Tereza Batista: Home from the Wars
- First edition
- Author: Jorge Amado
- Original title: Tereza Batista cansada de guerra
- Translator: Barbara Shelby
- Language: Portuguese
- Publisher: Livraria Martins Editora S.A.
- Publication date: 1972
- Publication place: Brazil
- Published in English: 1975
- ISBN: 0-380-75468-1

= Tereza Batista: Home from the Wars =

1972 novel by Jorge Amado

Tereza Batista: Home from the Wars (Portuguese: Tereza Batista cansada de guerra) is a Brazilian modernist novel. It was written by Jorge Amado in 1972 and was published in English in 1975, with a translation by Barbara Shelby.

==Background==
Tereza Batista: Home from the Wars is one of Jorge Amado's later novels. While his earlier work provided a left-wing criticism of the economic and environmental exploitation of Brazil, the later novels, beginning with Gabriela, Clove and Cinnamon, became more of a celebration of Brazilian sensuality, accompanied by a fascination with candomblé and the religious influences brought over from Africa. Tereza Batista, the seventh novel after Gabriela, Clove and Cinnamon, is in the same vein, showing affection for the poor of Bahia together with an emphasis on prostitutes and candomblé. He continues in Tereza Batista to use oral narrative with roots in the tradition of popular poetry and folklore. The novel thus contains similarities with another earlier work, Dona Flor and Her Two Husbands and with Gabriela, Clove and Cinnamon in its treatment of love, its social critique, and the atmosphere of Salvador, together with critical portraits of the rich, contrasted with a sympathetic approach to the poor.

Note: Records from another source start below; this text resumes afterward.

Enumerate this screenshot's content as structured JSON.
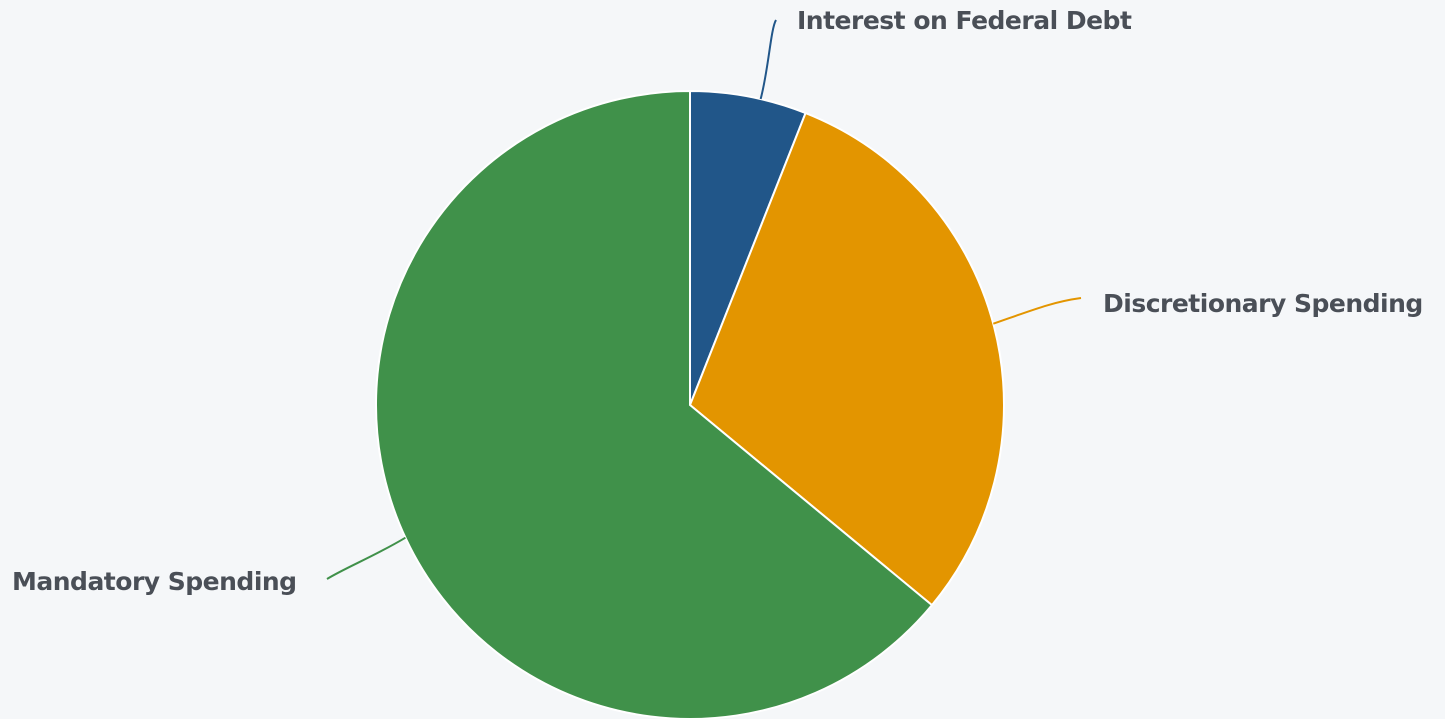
{
  "chart_data": {
    "type": "pie",
    "slices": [
      {
        "label": "Interest on Federal Debt",
        "value": 6,
        "color": "#215689"
      },
      {
        "label": "Discretionary Spending",
        "value": 30,
        "color": "#e39500"
      },
      {
        "label": "Mandatory Spending",
        "value": 64,
        "color": "#40914a"
      }
    ],
    "start_angle_deg": 0,
    "direction": "clockwise",
    "background": "#f5f7f9",
    "slice_border_color": "#ffffff",
    "label_color": "#4a4f57"
  }
}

According to the author, Gabriela and Dona Flor are two characters with whom people easily identify; hence their popularity. "With Tereza Batista I tried to create a third image of the Brazilian woman – sensual, romantic, courageous, long-suffering, decent." However, others have observed that the precise difference between Tereza and her predecessors is open to some debate.

Tereza Batista won international fame: the headquarters of the Italian Feminist Club, an old palazzo on Via Rugabella in Milan, was named Tereza Batista House. Like several of Amado's works, the novel was turned into a Brazilian soap opera or miniseries and broadcast in 1992 on the Brazilian network Rede Globo.

The novel follows the life of Tereza, but not in chronological order. If presented chronologically, the five sections should have followed the sequence 3, 1, 4, 2 and 5. The novel thus begins with the chronological third part of Tereza's life, and proceeds to the fourth and the fifth parts, with these parts being intersected by the second and fourth parts, representing flashbacks to the earlier stages of Tereza’s life, which are also presented sequentially.

==Plot==
At thirteen Tereza is sold by her aunt to a ranch owner who treats her like a piece of property, and sexually abuses her. When caught in bed with her lover she defends herself against the ranch owner’s violence with a knife and ends up in jail. Freed by a long-time admirer, she eventually ends up in a brothel. Escaping from there she heads for Sergipe, where more troubles await her: she falls for a married man, and helps fight an outbreak of smallpox alongside the prostitutes of the small town of Buquim. She then moves to Salvador da Bahia, where she leads a movement of prostitutes, and institutes the so-called "closed-basket strike" on the night the American Navy comes to town. A happy ending is provided when her true love arrives at the church just in time to rescue her from a marriage of convenience.